Prolog jest wspaniały. Niewidomy pan Gateau, najlepszy zegarmistrz na całym południu Stanów, robi ogromny zegar, który ma zawisnąć na stacji kolejowej w Nowym Orleanie. Tymczasem na froncie pierwszej wojny światowej ginie syn. W 1918 roku, gdy stacja otwierana jest z wielką pompą, zegar rusza. Jednak zamiast odmierzać czas, cofa się. "Być może chłopcy, którzy zginęli na wojnie, będą mogli wstać, wrócić do domów, pracować na farmach, mieć dzieci" – mówi pan Gateu.
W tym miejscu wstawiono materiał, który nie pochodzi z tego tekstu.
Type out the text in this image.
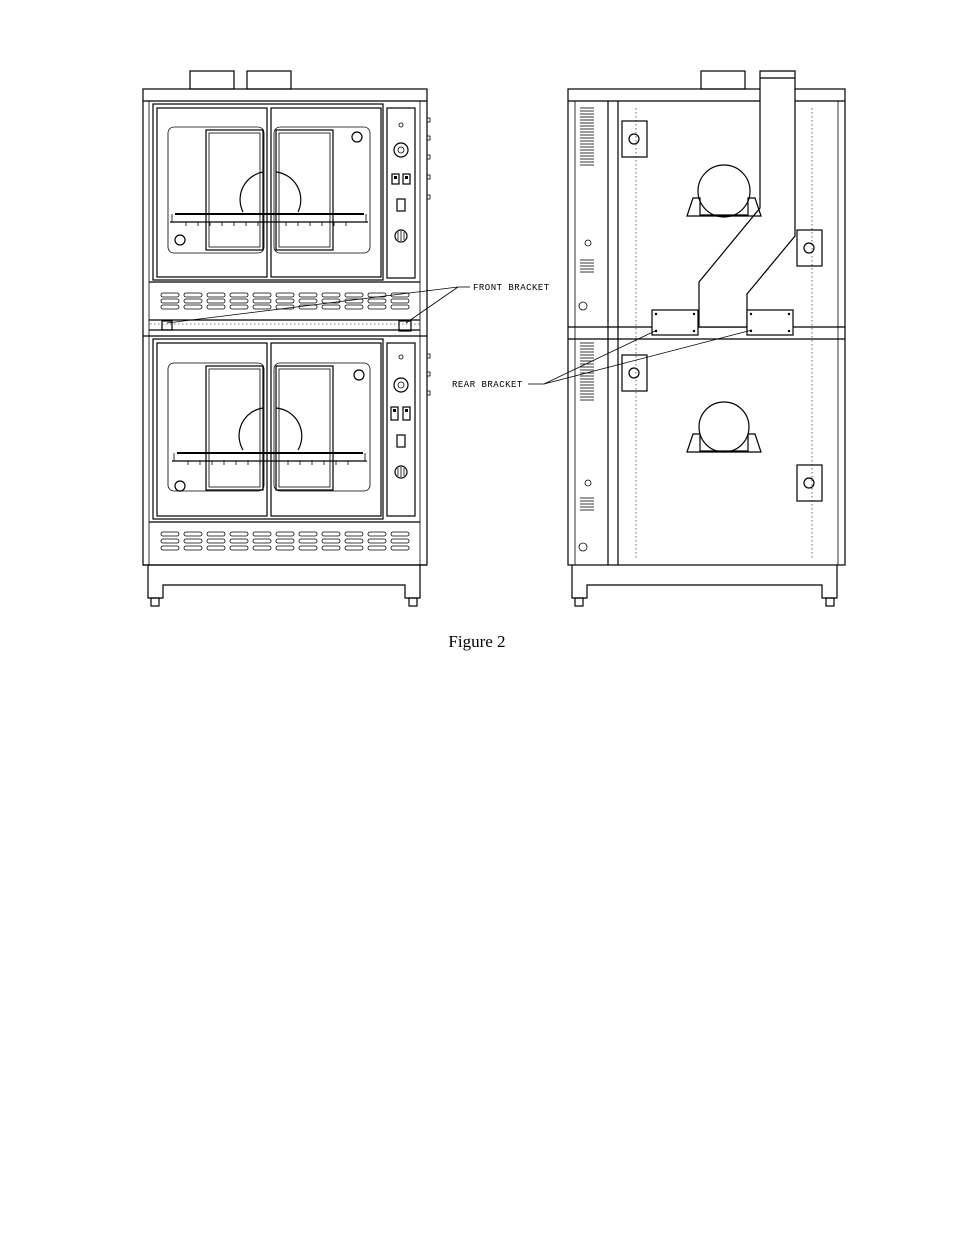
FRONT BRACKET
REAR BRACKET
Figure 2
Tłum zamiera w milczeniu. Tylko czy można cofnąć czas? I co byśmy wtedy w życiu zmienili?
Dalej reżyser David Fincher proponuje historię człowieka, któremu natura spłatała figla. Pomysł zaczerpnięty jest z opowiadania F. Scotta Fitzgeralda: Benjamin Button rodzi się stary, umiera jako niemowlę. Jego czas płynie w odwrotnym kierunku – jak wskazówki zegara z nowoorleańskiej stacji. Tylko jako 40-latek będzie normalny, zrówna się z rówieśnikami.
[srodtytul]Zachwycający Brad Pitt[/srodtytul]
"Ciekawy przypadek Benjamina Buttona" dzieli się na kilka części wyznaczanych przez różne etapy życia głównego bohatera. Wiele tu pięknych scen. Fincher potrafi przekonująco opowiedzieć o inności, o czystej i bezwarunkowej miłości macierzyńskiej (piękna postać Murzynki, która przygarnia podrzucone na schodach pomarszczone, nienormalne dziecko i z wielką czułością wychowuje je jak własnego syna), o uczuciu, które może trwać całe życie. Losy Buttona przypominają o przemijaniu, ale również o tym, że trzeba się cieszyć chwilami, jakie są nam dane.
Fincher jest zawodowcem. Razem z operatorem Claudio Mirandą potrafi wciągnąć widza i go zafrapować. Niebywała charakteryzacja i efekty specjalne graniczą w "Ciekawym przypadku..." z cudem: postarzona, przeorana zmarszczkami głowa Brada Pitta nałożona na ciało dziecka-staruszka naprawdę robi wrażenie. Cate Blanchett jest wspaniałą aktorką i dowodzi tego każdą kolejną rolą. Ale zachwyca także Pitt, który nie zamknął się w swoim image'u wiecznego chłopca i coraz konsekwentniej odrzuca role czyniące z niego symbol seksu. Stara się udowodnić, że ma nie tylko piękne rysy, ale również talent. Od kilku lat w filmach takich jak "Babel", "Zabójstwo Jesse'ego Jamesa przez tchórza Roberta Forda" czy "Tajne przez poufne" podejmuje niestereotypowe wyzwania. Dziś Pitt nie boi się zagrać mężczyzny, który po przeżyciu rodzinnej tragedii coraz bardziej rozmija się z żoną ani idioty pozbawionego szarych komórek. Benjamin Button jest jego kolejnym udanym eksperymentem.